Vegan Italian Sausage Hot Pockets!

Hot Pockets!  Yup, I said it!  This is a healthy, vegan plant based recipe, instead of the frozen suckers that I am sure everyone has devoured at least once in their lifetime.

Sadly enough, I used to love those frozen hot pockets.  I don't even want to know what ingredients they use when making those.  I am sure low grade, hormone filled meat and tons of preservatives and chemicals.  Um, no thanks!

Instead, why not make your own?  They are great for adults and kids alike!  Plus, you can make many at a time and freeze the left overs!  Makes for a quick meal when you don't have time to cook.
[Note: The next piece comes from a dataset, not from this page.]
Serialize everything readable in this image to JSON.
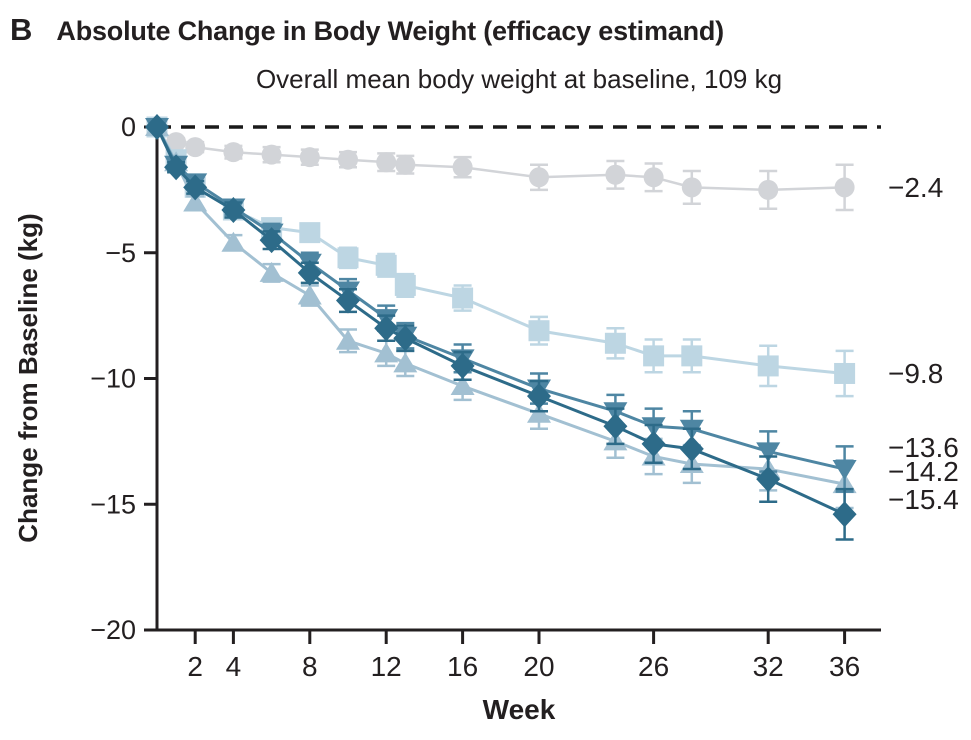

Vegan Italian Sausage Hot Pockets
Really, you can make many varieties of a hot pockets.  I wanted to go the Italian route today, so I used vegan sausage crumbles, a bunch of veggies and tomato sauce.  The filling was fantastic!  If you have any filling left over, it is great over some pasta!
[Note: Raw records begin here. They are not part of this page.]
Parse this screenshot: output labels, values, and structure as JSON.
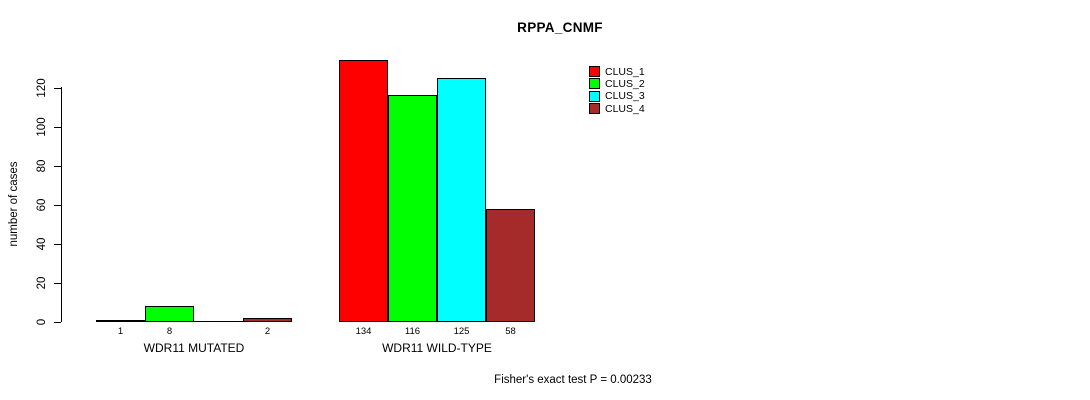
{
  "chart_data": {
    "type": "bar",
    "title": "RPPA_CNMF",
    "ylabel": "number of cases",
    "xlabel": "",
    "yticks": [
      0,
      20,
      40,
      60,
      80,
      100,
      120
    ],
    "ylim": [
      0,
      137
    ],
    "grid": false,
    "legend_position": "top-right",
    "legend": [
      {
        "label": "CLUS_1",
        "color": "#FF0000"
      },
      {
        "label": "CLUS_2",
        "color": "#00FF00"
      },
      {
        "label": "CLUS_3",
        "color": "#00FFFF"
      },
      {
        "label": "CLUS_4",
        "color": "#A52A2A"
      }
    ],
    "series_colors": [
      "#FF0000",
      "#00FF00",
      "#00FFFF",
      "#A52A2A"
    ],
    "groups": [
      {
        "label": "WDR11 MUTATED",
        "values": [
          1,
          8,
          0,
          2
        ],
        "bar_labels": [
          "1",
          "8",
          "",
          "2"
        ]
      },
      {
        "label": "WDR11 WILD-TYPE",
        "values": [
          134,
          116,
          125,
          58
        ],
        "bar_labels": [
          "134",
          "116",
          "125",
          "58"
        ]
      }
    ],
    "annotation": "Fisher's exact test P = 0.00233"
  }
}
You can make everything from scratch, like the tomato sauce and pizza dough, but I opted to take the easier route and buy vegan pizza dough and sauce. 
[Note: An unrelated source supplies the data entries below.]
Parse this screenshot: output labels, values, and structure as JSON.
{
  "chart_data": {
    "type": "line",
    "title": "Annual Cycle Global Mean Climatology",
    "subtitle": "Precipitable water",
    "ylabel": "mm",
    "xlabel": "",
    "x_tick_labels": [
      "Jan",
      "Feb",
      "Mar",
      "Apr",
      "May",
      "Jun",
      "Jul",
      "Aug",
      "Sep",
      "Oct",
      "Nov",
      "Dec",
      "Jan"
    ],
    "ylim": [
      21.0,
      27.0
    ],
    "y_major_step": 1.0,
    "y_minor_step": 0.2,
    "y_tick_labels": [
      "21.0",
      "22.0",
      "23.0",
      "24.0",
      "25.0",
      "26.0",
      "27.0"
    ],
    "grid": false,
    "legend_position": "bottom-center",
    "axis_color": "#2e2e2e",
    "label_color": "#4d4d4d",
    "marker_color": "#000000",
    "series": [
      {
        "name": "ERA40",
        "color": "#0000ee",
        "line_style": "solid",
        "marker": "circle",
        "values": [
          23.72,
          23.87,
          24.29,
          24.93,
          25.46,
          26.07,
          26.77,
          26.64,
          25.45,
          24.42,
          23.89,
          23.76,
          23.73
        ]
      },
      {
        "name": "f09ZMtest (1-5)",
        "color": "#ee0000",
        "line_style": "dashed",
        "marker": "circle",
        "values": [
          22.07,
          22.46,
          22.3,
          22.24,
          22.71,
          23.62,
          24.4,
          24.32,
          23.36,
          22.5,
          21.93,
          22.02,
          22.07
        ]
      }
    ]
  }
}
Ingredients/Directions: (yields 4-6 pockets)
1 package pre-made pizza dough (or make your favorite recipe
1 jar vegan tomato sauce
3/4 c sausage style tvp (or premade ground vegan beef)
3/4 c "beefless" broth or veggie broth (do not need if using premade ground beef)
1/2 red and green bell pepper chopped
1/2 onion chopped
1 garlic clove minced
1/2 c chopped mushrooms
2 tsp liquid smoke
2 tsp crushed red peppers
1/2 tsp cayanne pepper
1/2 tsp onion powder
1/2 tsp garlic powder
s+p
1 tbsp evoo + 2 tbsp for brushing dough

Bring broth to a boil and add to the tvp.  Mix completely and let sit for 10 minutes.  In meantime, heat evoo in a large saute pan and add in garlic, onion and peppers and saute for about 5 minutes.  Add in mushrooms and continue to saute until everything is cooked (roughly 5 more minutes). 
Add the tvp or premade vegan ground beef to the veggies, and stir.  Add tomato sauce, liquid smoke and seasonings and continue to mix.  Adjust seasoning to taste and set aside.

Preheat oven 425 (this was according to my dough!)

Roll out your pizza dough, on a lightly floured surface.  The thickness of the dough should resemble that of a thin crust pizza.  With a rectangular mold (I used the top of tupperware) cut out as many rectangles as you have dough.  Take one rectangle and spoon in about 3-4 tbsp of your mixture.  Take another rectagle and place on top.  With a fork, seal all around the pocket on both sides.  Lightly brush with evoo on both sides as well.  Repeat this until all your dough or mixture is gone.

Bake in oven for about 12-15 minutes, flipping half way through.  Let cool for about 5 minutes.  Brings you back to your childhood!